By BRUCE DENNILL
Carmen – The Ballet / Joburg Ballet with the Johannesburg Philharmonic Orchestra / Choreographed by Veronica Paeper / The Mandela, Joburg Theatre, Braamfontein 6
The return of a full orchestra to provide the soundtrack for a Joburg Ballet production is long overdue, and the opening strains of Georges Bizet’s music ahead of the first act of Veronica Paeper’s interpretation of the now nearly 70-year-old ballet create an emotional timbre for anyone in the audience who has been privileged to enjoy the powerful combination of these classical art forms before. It helps, too, that Bizet’s compositions are so powerful and instantly recognisable.
The sets for this production are relatively spare. This is in keeping with the story, almost all of which takes place outdoors, with only visual themes (as opposed to fine details) required to provide context.
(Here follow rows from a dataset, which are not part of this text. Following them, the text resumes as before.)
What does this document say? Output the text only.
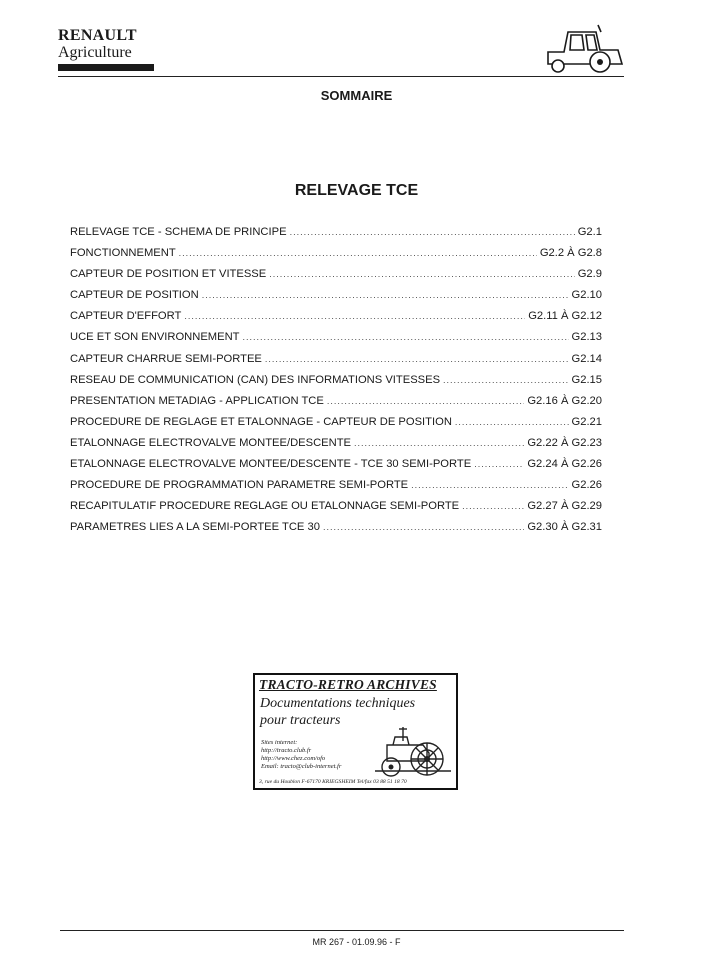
RENAULT
Agriculture
SOMMAIRE
RELEVAGE TCE
RELEVAGE TCE - SCHEMA DE PRINCIPE .....	G2.1
FONCTIONNEMENT .....	G2.2 À G2.8
CAPTEUR DE POSITION ET VITESSE .....	G2.9
CAPTEUR DE POSITION .....	G2.10
CAPTEUR D'EFFORT .....	G2.11 À G2.12
UCE ET SON ENVIRONNEMENT .....	G2.13
CAPTEUR CHARRUE SEMI-PORTEE .....	G2.14
RESEAU DE COMMUNICATION (CAN) DES INFORMATIONS VITESSES .....	G2.15
PRESENTATION METADIAG - APPLICATION TCE .....	G2.16 À G2.20
PROCEDURE DE REGLAGE ET ETALONNAGE - CAPTEUR DE POSITION .....	G2.21
ETALONNAGE ELECTROVALVE MONTEE/DESCENTE .....	G2.22 À G2.23
ETALONNAGE ELECTROVALVE MONTEE/DESCENTE - TCE 30 SEMI-PORTE .....	G2.24 À G2.26
PROCEDURE DE PROGRAMMATION PARAMETRE SEMI-PORTE .....	G2.26
RECAPITULATIF PROCEDURE REGLAGE OU ETALONNAGE SEMI-PORTE .....	G2.27 À G2.29
PARAMETRES LIES A LA SEMI-PORTEE TCE 30 .....	G2.30 À G2.31
TRACTO-RETRO ARCHIVES
Documentations techniques
pour tracteurs
Sites internet:
http://tracto.club.fr
http://www.chez.com/ofo
Email: tracto@club-internet.fr
3, rue du Houblon F-67170 KRIEGSHEIM Tel/fax 03 88 51 18 70
MR 267 - 01.09.96 - F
But it does mean that there is perhaps a greater responsibility on the choreography, and its slick execution, to fill the spaces not occupied by colour or texture – and in this regard, there are occasional shortfalls.
Claudia Monja is a fine fit for the title character – fiery and charismatic and with the athleticism needed to effectively project the brashness of Carmen’s personality. However, it feels as though her role has certain limitations, with the intensity of the choreography required of her somehow rather lower than the passion of the rest of her performance.
Leusson Muniz as Don Jose has rather the opposite scenario to contend with. His character is, in the story, manipulated by the vivacious but irresponsible Carmen. As a soldier, though, Don Jose should have some sort of edge – at least a remnant of the training and discipline that such a vocation requires, Muniz doesn’t quite pull that part of the role off, lacking some of the vitality such a man should exhibit. But he is tall and strong, and able to easily complete many of the longer and more complex lifts that Paeper has placed throughout the piece.
Corps de ballet dancer Savannah Ireland as Jose’s chaste betrothed Micaela has two of the most attractive solos in the production (particularly the first) and executes both with an elegance and precision that speaks well of her continuing progress. There are other highlights, with the castanet-driven ensemble scene in the second act – given extra impact by a backlit white background and some especially eye-catching costumes – one of the best-executed and most stirring moments in the production.
The brazenness of much of the action and of the themes in general (even though the ballet canon is full of cheating and death and violence) still has the capacity to shock a little – good luck to those audience members who brought their young daughters to their first ballet and must now explain the fruitier hand gestures, for instance – and that energy is matched and maintained throughout by the orchestra, who fans can look forward to hearing again with Joburg Ballet production of The Nutcracker in October.